Thirty years after lakhs of farmers led by Mahendra Singh Tikait occupied the lawns of the Boat Club for several days, farmers led by his sons have rattled New Delhi once again. But this time around, the farmers have not been allowed to enter the capital.
Thousands of protesting farmers from north India, under the banner of the Bhartiya Kisan Union, began the Kisan Kranti Yatra on September 23 from Haridwar. On Tuesday, when they reached the border of Delhi, as was their plan, the police stood in their path with barricades, water cannons, tear gas, and lathis. The farmers had planned to reach Kisan ghat, conclude their protest and hand over their memorandum of demands to representatives of the government.
They were told by the police that they would not be allowed to enter Delhi. When the farmers insisted that they be allowed to proceed to Kisan ghat, the police launched a brutal attack. The farmers were lathi charged and tear gas shells were lobbed. Several farmers were injured grievously in the police action.
The police have claimed that it was because the protestors turned violent. “Some protestors resorted to stone pelting and wielded batons causing injuries to police personnel deployed on duty. Under these circumstances, only minimum required force was used to contain these aggressive and violent protestors,” the police said.
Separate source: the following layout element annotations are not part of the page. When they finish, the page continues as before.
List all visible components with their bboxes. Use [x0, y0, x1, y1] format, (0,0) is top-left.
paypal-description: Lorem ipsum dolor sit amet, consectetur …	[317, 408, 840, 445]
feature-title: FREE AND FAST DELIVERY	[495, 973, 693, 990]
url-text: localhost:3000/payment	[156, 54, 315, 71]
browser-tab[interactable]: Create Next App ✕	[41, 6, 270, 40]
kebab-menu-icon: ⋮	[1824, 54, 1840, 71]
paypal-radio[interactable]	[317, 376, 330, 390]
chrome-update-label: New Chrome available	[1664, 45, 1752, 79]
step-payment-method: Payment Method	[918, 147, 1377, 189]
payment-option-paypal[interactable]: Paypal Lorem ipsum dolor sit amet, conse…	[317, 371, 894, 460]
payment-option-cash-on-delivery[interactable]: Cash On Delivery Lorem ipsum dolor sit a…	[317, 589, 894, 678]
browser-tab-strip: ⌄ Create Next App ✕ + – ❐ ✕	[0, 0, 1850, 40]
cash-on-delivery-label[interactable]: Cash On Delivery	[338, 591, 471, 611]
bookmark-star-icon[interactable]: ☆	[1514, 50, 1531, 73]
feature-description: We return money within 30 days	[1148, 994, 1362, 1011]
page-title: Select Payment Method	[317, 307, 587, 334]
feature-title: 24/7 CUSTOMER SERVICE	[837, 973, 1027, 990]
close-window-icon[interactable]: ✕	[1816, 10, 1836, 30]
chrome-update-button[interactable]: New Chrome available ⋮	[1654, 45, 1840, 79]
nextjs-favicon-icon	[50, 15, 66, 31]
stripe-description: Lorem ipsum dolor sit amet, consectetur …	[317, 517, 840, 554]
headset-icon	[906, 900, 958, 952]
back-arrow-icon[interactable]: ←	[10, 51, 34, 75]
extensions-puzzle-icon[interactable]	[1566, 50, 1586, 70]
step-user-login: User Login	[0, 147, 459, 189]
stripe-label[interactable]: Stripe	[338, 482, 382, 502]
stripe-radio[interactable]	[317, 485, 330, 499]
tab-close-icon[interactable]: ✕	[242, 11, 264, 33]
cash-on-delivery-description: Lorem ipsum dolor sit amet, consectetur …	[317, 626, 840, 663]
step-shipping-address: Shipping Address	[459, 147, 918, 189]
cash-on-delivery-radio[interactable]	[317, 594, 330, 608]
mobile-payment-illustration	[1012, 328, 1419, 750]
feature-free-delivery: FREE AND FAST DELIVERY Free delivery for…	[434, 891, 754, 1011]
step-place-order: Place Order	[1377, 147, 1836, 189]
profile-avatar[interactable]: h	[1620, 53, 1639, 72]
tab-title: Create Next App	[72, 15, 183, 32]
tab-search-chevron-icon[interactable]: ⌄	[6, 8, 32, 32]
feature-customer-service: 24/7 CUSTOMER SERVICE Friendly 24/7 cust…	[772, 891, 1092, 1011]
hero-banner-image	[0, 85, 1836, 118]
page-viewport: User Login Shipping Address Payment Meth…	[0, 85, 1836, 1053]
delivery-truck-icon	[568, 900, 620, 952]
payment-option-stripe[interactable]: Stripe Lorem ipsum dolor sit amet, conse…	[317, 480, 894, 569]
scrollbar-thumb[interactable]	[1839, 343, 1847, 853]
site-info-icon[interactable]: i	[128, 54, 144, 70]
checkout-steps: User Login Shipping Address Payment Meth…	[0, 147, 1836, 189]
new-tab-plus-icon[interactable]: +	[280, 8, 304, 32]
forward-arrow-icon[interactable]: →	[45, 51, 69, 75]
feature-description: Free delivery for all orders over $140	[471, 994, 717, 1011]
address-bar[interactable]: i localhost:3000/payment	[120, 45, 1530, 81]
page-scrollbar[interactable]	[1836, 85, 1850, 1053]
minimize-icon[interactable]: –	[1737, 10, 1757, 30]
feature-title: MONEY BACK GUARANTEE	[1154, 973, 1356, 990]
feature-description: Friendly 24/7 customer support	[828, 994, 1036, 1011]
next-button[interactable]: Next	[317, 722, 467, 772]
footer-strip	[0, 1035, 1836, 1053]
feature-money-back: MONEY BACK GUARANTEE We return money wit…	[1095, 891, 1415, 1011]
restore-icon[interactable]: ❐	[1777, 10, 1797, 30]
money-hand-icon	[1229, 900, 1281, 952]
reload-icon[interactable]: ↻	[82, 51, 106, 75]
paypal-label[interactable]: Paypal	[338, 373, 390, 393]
The BKU has denied this. “We only insisted that we be allowed to go to Kisan ghat. We had been marching peacefully for the last ten days. Why will we resort to violence now at the last step? We never want any confrontation. Tell me this, we are farmers and we are making some demands of our government. If our government won’t listen to us, where should we go? Should we go to Pakistan or Bangladesh?” Mahendra Singh Tikait’s son Naresh Tikait asked. Tikait is the president of the BKU, and chaudhary (leader) of the Balyan khap, which is influential in western UP.
The police action was widely criticised by the political class, from even within the NDA camp. From the opposition, Mayawati, Akhilesh Yadav, Rahul Gandhi and Arvind Kejriwal issued statements in support of the farmers and criticised the BJP at the Centre for the police action.
Mayawati said, “This is the height of the BJP government’s anarchy and it shall remain prepared to bear its consequences.”
“On International Day of Non-Violence, the BJP’s two-year Gandhi Jayanti celebrations began with the brutal beating of farmers peacefully coming to Delhi. Now, the farmers cannot even air the grievances coming to the capital,” Rahul Gandhi said in a tweet.
A delegation of BJP leaders led by home minister Rajnath Singh met the farmer leaders and assured them that all the demands will be considered. However, the BKU has rejected the government’s assurances.
“It is good that they at least spoke to us after ten days. But it is not enough. They have said that our demands will be considered. Farmers have been suffering for so many years and they are still only going to consider our demands. The protest is not going to end,” said Tikait. “We demand that we be allowed to go to Kisan ghat as we had planned. We are only going to go back once that happens.”
For now, the farmers are staying put. Dinner is being cooked using the cooking paraphernalia that they carried with them when they left their villages.
Some of the key demands of the farmers are the same as those of almost all farmer protests across the country in the last year and a half including higher minimum support prices and a complete and unconditional one time complete loan-waiver.
In addition, the BKU is also demanding a cut in diesel prices which have increased over 30% in the last one year. They are also demanding that a National Green Tribunal order which bans the use of diesel vehicles older than ten years be revoked. Having its core base in the sugarcane belt of western UP, the BKU is also demanding that pending sugarcane dues, which continue to be a mammoth Rs 10,000 crore, be paid without any delay.